Disorders of the mind are treated by specialist doctors called psychiatrists. To follow a career path as a psychiatrist, an aspiring candidate will need to complete postsecondary and postgraduate levels of training and education for twelve years or more. Also, a prospective psychiatrist will need to satisfy licensure norms before being allowed to practice their profession in private practice, hospitals or clinical environment.

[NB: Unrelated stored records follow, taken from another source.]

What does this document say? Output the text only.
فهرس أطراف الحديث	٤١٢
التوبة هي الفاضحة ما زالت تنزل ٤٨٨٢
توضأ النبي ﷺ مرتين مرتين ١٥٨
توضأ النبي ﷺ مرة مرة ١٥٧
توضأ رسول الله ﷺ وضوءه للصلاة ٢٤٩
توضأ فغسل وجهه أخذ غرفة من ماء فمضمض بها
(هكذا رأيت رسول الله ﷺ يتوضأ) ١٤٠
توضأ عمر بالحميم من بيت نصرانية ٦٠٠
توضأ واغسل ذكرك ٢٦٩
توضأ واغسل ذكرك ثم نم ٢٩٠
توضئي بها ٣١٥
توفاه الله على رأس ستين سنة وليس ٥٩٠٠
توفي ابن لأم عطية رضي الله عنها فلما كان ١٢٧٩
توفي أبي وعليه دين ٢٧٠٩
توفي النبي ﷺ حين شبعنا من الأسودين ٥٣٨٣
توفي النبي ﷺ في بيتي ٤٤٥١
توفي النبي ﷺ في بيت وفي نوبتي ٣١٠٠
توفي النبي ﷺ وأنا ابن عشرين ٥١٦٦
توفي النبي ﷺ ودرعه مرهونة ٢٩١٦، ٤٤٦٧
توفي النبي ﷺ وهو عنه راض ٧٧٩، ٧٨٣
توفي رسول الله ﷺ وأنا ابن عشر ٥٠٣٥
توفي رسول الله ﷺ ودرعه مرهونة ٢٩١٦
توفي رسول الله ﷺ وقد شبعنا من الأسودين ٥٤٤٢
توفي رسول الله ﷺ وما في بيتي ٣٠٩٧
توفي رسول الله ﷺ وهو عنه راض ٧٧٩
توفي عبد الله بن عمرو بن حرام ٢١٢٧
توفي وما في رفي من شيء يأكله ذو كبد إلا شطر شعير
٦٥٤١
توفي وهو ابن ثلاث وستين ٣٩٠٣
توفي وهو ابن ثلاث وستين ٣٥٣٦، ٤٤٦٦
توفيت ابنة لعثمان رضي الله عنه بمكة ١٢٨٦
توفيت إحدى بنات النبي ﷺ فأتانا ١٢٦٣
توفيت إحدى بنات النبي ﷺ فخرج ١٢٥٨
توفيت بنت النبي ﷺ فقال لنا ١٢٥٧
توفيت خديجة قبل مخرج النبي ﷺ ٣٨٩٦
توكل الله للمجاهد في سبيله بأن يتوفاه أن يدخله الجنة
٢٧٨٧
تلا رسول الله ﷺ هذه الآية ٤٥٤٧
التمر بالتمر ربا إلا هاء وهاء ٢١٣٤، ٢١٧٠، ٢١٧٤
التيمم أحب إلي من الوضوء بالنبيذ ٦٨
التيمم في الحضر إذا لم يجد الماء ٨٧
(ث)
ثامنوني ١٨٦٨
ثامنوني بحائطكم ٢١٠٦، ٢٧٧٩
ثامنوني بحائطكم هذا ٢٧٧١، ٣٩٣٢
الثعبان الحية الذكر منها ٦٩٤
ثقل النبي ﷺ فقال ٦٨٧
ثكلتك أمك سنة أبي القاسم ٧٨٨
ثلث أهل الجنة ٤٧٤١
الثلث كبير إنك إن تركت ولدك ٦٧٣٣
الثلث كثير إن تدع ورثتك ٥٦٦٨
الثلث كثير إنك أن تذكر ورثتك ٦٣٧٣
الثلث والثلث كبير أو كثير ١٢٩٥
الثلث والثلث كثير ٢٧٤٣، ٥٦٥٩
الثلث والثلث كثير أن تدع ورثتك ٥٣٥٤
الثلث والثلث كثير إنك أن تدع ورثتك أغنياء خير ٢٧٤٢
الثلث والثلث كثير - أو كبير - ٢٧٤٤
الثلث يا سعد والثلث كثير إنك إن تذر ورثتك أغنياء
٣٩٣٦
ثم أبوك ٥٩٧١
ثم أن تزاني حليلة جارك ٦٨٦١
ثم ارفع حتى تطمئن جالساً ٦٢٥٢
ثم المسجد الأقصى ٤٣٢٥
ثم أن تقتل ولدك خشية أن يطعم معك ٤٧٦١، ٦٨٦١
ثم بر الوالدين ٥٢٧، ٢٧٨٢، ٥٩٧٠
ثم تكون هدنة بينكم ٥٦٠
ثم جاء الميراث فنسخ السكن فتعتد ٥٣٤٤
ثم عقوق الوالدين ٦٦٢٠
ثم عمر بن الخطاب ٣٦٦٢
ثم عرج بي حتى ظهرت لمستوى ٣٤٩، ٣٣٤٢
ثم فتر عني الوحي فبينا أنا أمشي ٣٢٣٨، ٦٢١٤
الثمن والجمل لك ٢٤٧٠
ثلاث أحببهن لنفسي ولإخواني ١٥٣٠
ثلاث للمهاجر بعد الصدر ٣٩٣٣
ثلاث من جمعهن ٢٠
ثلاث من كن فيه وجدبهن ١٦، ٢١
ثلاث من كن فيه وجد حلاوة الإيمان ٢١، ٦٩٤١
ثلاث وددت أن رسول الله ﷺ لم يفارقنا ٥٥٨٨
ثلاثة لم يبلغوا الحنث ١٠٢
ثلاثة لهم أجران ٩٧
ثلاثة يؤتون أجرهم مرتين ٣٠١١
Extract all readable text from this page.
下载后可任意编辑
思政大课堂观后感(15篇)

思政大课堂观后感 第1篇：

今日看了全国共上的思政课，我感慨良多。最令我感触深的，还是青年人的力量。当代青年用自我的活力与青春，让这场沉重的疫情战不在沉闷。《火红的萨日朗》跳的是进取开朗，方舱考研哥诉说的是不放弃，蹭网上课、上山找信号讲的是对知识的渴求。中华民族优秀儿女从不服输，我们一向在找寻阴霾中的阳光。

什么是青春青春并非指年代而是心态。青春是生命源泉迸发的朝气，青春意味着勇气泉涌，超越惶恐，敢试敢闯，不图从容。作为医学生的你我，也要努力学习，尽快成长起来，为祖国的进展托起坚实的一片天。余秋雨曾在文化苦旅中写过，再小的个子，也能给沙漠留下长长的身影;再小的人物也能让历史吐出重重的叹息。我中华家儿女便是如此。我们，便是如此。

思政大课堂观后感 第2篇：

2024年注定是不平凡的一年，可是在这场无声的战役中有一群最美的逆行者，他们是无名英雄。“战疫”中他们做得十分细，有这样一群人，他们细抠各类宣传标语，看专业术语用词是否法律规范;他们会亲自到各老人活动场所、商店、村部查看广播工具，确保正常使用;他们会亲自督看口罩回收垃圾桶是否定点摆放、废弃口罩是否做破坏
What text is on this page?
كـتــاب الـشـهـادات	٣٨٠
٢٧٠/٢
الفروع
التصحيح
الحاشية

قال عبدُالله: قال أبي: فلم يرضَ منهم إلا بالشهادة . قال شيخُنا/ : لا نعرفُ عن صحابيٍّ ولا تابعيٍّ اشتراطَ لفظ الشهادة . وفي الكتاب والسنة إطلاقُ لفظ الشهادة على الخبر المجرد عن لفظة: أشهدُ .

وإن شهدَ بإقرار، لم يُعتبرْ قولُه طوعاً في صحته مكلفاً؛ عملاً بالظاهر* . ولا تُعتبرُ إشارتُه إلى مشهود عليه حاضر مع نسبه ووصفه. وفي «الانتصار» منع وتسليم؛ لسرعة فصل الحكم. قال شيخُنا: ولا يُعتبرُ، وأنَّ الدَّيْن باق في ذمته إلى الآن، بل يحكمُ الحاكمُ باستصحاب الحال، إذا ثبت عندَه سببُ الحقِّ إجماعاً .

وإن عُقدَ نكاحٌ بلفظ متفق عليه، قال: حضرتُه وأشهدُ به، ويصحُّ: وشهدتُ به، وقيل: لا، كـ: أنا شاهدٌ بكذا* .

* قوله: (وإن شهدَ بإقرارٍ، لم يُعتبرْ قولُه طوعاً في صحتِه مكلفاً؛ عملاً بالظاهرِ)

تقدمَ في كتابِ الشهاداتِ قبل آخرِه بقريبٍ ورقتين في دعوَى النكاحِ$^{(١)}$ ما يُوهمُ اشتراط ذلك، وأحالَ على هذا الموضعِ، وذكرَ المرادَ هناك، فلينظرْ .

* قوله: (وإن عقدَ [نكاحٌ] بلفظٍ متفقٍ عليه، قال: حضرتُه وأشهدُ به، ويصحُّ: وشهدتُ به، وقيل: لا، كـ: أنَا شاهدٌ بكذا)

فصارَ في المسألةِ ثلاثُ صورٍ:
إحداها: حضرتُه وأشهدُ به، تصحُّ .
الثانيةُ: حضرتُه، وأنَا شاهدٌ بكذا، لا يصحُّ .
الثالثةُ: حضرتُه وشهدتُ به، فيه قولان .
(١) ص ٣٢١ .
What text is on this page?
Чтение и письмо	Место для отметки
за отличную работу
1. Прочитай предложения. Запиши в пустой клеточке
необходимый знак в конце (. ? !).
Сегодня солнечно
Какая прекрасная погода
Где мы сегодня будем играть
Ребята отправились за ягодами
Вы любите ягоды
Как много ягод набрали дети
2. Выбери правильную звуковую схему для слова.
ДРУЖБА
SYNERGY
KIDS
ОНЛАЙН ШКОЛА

Psychiatrist Education Prerequisites
Undergraduate study serves to prepare prospective psychiatrists for medical school. Several medical schools require prospective students to complete a bachelor degree program in scientific disciplines such as physics and organics chemistry among others such as liberal arts and humanities (source: Association of American Medical Colleges (www.aamc.org)). An undergraduate degree in biology or chemistry will serve the student’s requirement; however, if a student is capable of completing all the prerequisite courses, the concentration area of the bachelor degree will not matter. Students are also required to complete classes in anatomy, communications, advanced mathematics, among other related fields.
Doctor of Medicine
Medical school admission criteria require applicants to pass the Medical College Admissions Test (MCAT). Problem-solving, critical thinking and writing skills are measured in this standardized examination that tests the knowledge of scientific concepts, which is needed to succeed in medical school. MCAT scores are also considered by admission committees of medical schools alongside personal character, life experience, extracurricular participation, letters of recommendation, and undergraduate transcripts. Four years of education and training are required to be completed by students enrolling in a Doctor of Medicine degree program. Prospective psychiatrists are imparted the same training as students enrolled in courses relating to other branches of medicine. Coursework often includes medical ethics, psychology, pharmacology, biochemistry, physiology and anatomy. Students get hands on training in clinical settings, during the last two years of medical school, which they receive exposure to various fields of medicine including psychiatry, pediatrics, surgery, obstetrics, and family practice.
Clinical Residency in Psychiatry
Medical school graduates are imparted additional training to prepare them for careers in psychiatry via a psychiatric residency course. Students have to compete to earn admission to residency programs and their performance in medical school and scores on medical board examinations will be taken into account. Residents typically receive salaries for performing work in clinical and hospital settings, apart from practical work; they also have to attend lectures and seminars. In addition, academic studies that will help them stay updated about any advancement in the field. During the first year of the residency program, the residents are given foundational knowledge about substance abuse, psychiatric emergencies, neurology and medicine. During the second year, they are introduced to supervised psychotherapy practice with actual patients. A licensed psychiatrist or physician performs such supervision. In the third year, the focus is on specific topics such as geriatrics, adult or child psychiatry. Usually students develop new areas of professional interest.
Certification and Licensing
In the case of medical doctors, psychiatrists also need to possess licenses to be able to practice in the state of their choice. Such license is granted by the state medical board set up for the purpose. After obtaining the license, they can obtain certification from the board by passing a certification exam such as the one conducted by the American Board of Physician Specialties or the American Board of Psychiatry and Neurology; the certification can relate to general psychiatry or a subspecialty like adolescent, forensic or geriatrics psychiatry, or addiction.